Le clair-obscur est également utilisé en cinématographie pour indiquer un éclairage extrêmement faible et un contraste élevé afin de créer des zones distinctes de lumière et d’obscurité dans les films, en particulier dans les films en noir et blanc. Les exemples classiques sont le Cabinet du Dr Caligari (1920), Nosferatu (1922), Metropolis (1927) Le Bossu de Notre Dame (1939), Le Diable et Daniel Webster (1941), et les scènes en noir et blanc dans Stalker d’Andrei Tarkovsky (1979).

Par exemple, dans Metropolis, l’éclairage en clair-obscur est utilisé pour créer un contraste entre la mise en scène et les figures claires et sombres. L’effet de ceci est principalement de mettre en évidence les différences entre l’élite capitaliste et les travailleurs.

En photographie, le clair-obscur peut être réalisé avec l’utilisation de « l’éclairage de Rembrandt ». Dans les procédés photographiques plus élaborés, cette technique peut également être appelée «éclairage ambiant / naturel», bien que, lorsqu’elle est appliquée à cet effet, l’aspect soit artificiel et non généralement documentaire. En particulier, Bill Henson et d’autres, tels que W. Eugene Smith, Josef Koudelka, Garry Winogrand, Lothar Wolleh, Annie Leibovitz, Floria Sigismondi et Ralph Gibson peuvent être considérés comme certains des maîtres modernes du clair-obscur dans la photographie documentaire.

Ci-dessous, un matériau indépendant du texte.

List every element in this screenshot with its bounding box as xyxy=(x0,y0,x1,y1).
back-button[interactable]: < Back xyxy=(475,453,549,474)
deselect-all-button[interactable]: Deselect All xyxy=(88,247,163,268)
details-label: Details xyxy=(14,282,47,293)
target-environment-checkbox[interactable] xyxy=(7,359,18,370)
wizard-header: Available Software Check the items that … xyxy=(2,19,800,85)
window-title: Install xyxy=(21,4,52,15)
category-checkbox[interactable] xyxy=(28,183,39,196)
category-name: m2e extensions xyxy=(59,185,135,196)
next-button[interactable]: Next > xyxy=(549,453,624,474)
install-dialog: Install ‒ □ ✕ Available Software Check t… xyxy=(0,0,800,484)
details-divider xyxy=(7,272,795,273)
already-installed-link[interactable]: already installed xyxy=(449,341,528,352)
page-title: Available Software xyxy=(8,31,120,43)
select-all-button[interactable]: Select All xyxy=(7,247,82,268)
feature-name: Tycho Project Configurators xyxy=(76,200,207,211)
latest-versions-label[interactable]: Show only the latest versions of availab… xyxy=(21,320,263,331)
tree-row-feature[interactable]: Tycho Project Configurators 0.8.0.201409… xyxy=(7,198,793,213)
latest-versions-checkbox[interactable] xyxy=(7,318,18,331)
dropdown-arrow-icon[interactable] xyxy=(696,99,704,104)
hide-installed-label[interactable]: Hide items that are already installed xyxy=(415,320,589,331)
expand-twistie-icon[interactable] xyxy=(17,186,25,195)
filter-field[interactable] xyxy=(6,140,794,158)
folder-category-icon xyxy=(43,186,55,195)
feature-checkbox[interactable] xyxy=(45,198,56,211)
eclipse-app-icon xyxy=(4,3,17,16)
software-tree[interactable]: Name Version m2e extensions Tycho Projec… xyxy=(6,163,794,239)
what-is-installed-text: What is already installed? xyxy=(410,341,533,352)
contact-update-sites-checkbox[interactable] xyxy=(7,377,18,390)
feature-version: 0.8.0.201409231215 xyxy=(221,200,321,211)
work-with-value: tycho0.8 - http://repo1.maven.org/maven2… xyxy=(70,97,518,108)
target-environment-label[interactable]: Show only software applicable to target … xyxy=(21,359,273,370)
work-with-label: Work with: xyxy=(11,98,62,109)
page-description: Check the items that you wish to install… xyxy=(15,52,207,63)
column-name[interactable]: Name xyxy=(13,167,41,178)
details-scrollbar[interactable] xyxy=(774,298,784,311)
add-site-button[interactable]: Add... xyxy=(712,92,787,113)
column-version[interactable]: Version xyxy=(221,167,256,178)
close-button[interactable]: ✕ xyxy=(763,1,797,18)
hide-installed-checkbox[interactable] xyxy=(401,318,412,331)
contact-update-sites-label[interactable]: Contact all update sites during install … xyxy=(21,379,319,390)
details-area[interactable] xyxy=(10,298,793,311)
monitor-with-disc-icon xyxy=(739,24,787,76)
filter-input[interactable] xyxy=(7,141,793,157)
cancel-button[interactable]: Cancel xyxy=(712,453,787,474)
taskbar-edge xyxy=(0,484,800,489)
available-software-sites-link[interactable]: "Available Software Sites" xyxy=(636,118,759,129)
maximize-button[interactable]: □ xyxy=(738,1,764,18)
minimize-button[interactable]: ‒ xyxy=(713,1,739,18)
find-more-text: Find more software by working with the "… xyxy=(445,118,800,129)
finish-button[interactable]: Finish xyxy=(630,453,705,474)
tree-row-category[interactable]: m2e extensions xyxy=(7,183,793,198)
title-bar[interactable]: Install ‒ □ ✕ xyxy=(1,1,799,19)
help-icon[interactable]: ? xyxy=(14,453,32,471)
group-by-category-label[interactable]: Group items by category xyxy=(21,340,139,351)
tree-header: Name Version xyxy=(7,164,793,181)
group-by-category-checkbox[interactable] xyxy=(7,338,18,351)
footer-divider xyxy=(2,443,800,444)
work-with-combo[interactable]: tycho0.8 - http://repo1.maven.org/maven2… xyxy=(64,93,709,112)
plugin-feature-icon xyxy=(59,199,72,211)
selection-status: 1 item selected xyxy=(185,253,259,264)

Peut-être l’utilisation la plus directe du clair-obscur dans le cinéma serait Barry Lyndon de Stanley Kubrick. Lorsqu’elle a été informée qu’aucun objectif n’avait une ouverture suffisante pour filmer un costume dans de grands palais en utilisant uniquement des bougies, Kubrick a acheté et modernisé un objectif spécial: une caméra Mitchell BNC modifiée et une lentille Zeiss fabriquée pour les rigueurs de l’espace. photographie, avec une ouverture maximale de f / .7. Les situations d’éclairage naturellement inexplorées du film illustrent un éclairage naturel et discret du film à son extrême en dehors de la tradition cinématographique est-européenne / soviétique (elle-même illustrée par le style d’éclairage discret utilisé par le cinéaste soviétique Sergei Eisenstein).

Sven Nykvist, le collaborateur de longue date d’Ingmar Bergman, a également informé une grande partie de sa photographie avec le réalisme du clair-obscur, tout comme Gregg Toland, qui a influencé des cinéastes comme László Kovács, Vilmos Zsigmond et Vittorio Storaro. l’éclairage des touches au niveau de l’horizon pénètre par les fenêtres et les portes. Une grande partie de la célèbre tradition du film noir repose sur des techniques de clair-obscur mises au point par Toland au début des années trente (bien que l’éclairage haut de gamme, l’éclairage de scène, l’éclairage frontal et d’autres effets contrastent avec le clair-obscur).